Hubungan etnis keagamaan masyarakat Alor dalam mewujudkan perdamaian
MODU, John Bastian, Samsu Rizal Panggabean, MS
2006 | Tesis | S2 Ketahanan Nasional (Magister Perdamaian dan ResStudi ini mencoba memeriksa bagaimana masyarakat Alor membangun dan mempertahankan peace culture melalui pemahaman ikatan-ikatan kekerabatan dan stuktur sosial yang mereka miliki. Suatu tinjauan ontologis ke dalam pola-pola ikatan kekerabatan dan struktur sosial masyarakat Alor seperti yang terungkap dalam filosofi ãdang bang airnu, ail bang tou, pul bang itito (filosofi sepuluh-tiga-tujuh) menunjukkan bahwa masyarakat Alor yang terbangun dari berbagai suku/etnis dan agama itu tetap memelihara ikatan kekerabatan mereka melalui peristiwa-peristiwa sosial seperti perkawinan dan kematian. Pada kedua event inilah orang-orang Alor mempunyai kesempatan membentuk dan membaharui ikatan-ikatan kekerabatan di antara mereka, dan dengan demikian menguatkan kembali identitas kultural mereka sejalan dengan proses pembentukan identitas agama.

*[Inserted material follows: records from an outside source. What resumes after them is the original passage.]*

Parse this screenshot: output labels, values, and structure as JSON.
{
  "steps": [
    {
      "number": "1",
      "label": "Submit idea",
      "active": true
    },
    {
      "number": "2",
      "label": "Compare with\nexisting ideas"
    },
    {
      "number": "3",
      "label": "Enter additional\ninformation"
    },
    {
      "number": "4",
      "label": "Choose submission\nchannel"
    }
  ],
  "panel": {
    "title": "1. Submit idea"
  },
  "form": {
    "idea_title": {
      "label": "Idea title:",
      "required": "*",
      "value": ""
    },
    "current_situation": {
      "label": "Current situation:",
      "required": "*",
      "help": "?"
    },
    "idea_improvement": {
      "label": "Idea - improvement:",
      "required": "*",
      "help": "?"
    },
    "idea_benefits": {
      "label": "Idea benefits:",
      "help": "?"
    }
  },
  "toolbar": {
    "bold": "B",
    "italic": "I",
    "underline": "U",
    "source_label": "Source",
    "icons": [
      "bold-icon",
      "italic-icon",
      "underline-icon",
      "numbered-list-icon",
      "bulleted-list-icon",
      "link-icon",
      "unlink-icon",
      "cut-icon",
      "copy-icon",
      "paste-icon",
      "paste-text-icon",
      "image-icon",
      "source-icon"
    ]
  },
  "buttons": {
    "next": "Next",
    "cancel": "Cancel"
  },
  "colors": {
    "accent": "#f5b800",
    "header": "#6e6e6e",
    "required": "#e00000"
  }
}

Dalam berbagai konflik ternyata penuturan kembali narasi-narasi tentang hubungan persaudaraan dan kekerabatan dapat menjadi sarana resolusi konflik yang handal. Demikian pula pemerintah dalam menjalankan kebijakan pembangnan dengan nama Gerbadestan kembali melihat desa dan struktur sosial yang ada di sana sebagai kekuatan pembangunan. Pembangunan diarahkan untuk membangun desa dan masyarakat desa diharapkan dapat memperkuat struktur sosial masyarakat desa. Yang menjadi persoalan adalah bagaimana menempatkan masyarakat desa sebagai subyek dan tujuan dalam paradigma pembangunan.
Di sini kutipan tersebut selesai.